OT: MLL on ESPN

Submitted by formerlyanonymous on

ESPN is showing Major League Lacrosse right now. It sounds like Chicago should kill Long Island. What stands out to me is just how crappy a product the MLL coverage is. As good of a job as ESPN does of the NCAA championship weekend, the horrible camera angles, bad camera placement, and graphics covering up play seem wholly out of place.

How do they do such a good job with one, but a roundly horrible job with the other?

exmtroj

July 3rd, 2010 at 3:33 PM ^

Well, since Lacrosse isn't really mainstream (sorry Northeasterners, it's not), they probably just send their B-level production team to cover it.

jrt336

July 3rd, 2010 at 3:37 PM ^

I was thinking the same thing.

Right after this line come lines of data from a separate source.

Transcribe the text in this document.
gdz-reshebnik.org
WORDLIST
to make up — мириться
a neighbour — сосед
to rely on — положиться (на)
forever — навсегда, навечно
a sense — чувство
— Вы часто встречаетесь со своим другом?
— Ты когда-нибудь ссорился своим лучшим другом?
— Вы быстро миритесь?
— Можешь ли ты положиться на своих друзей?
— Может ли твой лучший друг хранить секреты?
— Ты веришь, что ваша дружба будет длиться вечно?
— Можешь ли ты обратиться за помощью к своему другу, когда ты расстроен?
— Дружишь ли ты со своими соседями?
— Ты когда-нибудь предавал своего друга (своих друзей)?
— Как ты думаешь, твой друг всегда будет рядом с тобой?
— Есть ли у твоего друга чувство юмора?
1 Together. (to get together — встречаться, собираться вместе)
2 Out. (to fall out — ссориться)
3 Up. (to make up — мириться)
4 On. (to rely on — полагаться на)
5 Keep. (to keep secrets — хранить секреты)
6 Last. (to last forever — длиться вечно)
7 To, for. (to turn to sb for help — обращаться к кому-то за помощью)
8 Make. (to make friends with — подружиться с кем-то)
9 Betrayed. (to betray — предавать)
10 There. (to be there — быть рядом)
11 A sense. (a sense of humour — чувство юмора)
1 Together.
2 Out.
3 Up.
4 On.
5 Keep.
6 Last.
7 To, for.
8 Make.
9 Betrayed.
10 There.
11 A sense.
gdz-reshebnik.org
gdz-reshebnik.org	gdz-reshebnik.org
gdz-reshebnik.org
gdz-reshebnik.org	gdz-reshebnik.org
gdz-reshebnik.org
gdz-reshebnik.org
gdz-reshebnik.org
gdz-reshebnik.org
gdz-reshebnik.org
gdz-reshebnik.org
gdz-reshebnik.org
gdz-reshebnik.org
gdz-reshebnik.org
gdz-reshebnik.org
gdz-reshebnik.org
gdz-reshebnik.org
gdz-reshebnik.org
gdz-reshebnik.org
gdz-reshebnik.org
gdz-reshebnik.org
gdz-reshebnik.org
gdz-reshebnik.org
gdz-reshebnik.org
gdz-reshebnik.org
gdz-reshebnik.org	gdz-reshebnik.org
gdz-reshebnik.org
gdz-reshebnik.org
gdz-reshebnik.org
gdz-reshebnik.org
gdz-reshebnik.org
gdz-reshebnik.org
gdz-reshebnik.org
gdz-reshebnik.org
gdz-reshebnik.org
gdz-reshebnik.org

I'd guess that more people watch college lacrosse, and so they spend more money on that. I've never watched MLL before, so maybe it's usually not this bad.

kevin holt

July 4th, 2010 at 3:20 AM ^

Championship Weekend is far and away the biggest event in lacrosse. Though pro lacrosse is (debatably) a higher skill level, it doesn't compare at all.

Relating it to a more well known sport: with basketball, March Madness is pretty damn important, but people still follow the NBA. Championship Weekend vs. pro lax is like March Madness vs. the WNBA. No comparison.

I follow college lacrosse very closely, but I don't even know all the teams in the MLL, let alone the NLL. It's just not to that point, and might never get there. And while I wish that it could be different, pro lacrosse just won't be viable without gimmicks, which make it unbearable to watch as a lacrosse player. College lax is the purest form of the sport, and that is very unlikely to change.

So that's why the coverage is so extensive and good. Because (though it seems backwards to a fan of mainstream sports in America) it's the highest contest in the game. So the coverage will always be better, like how the World Cup is so well-covered vs. any other soccer league. And why the Super Bowl is the most-watched football game.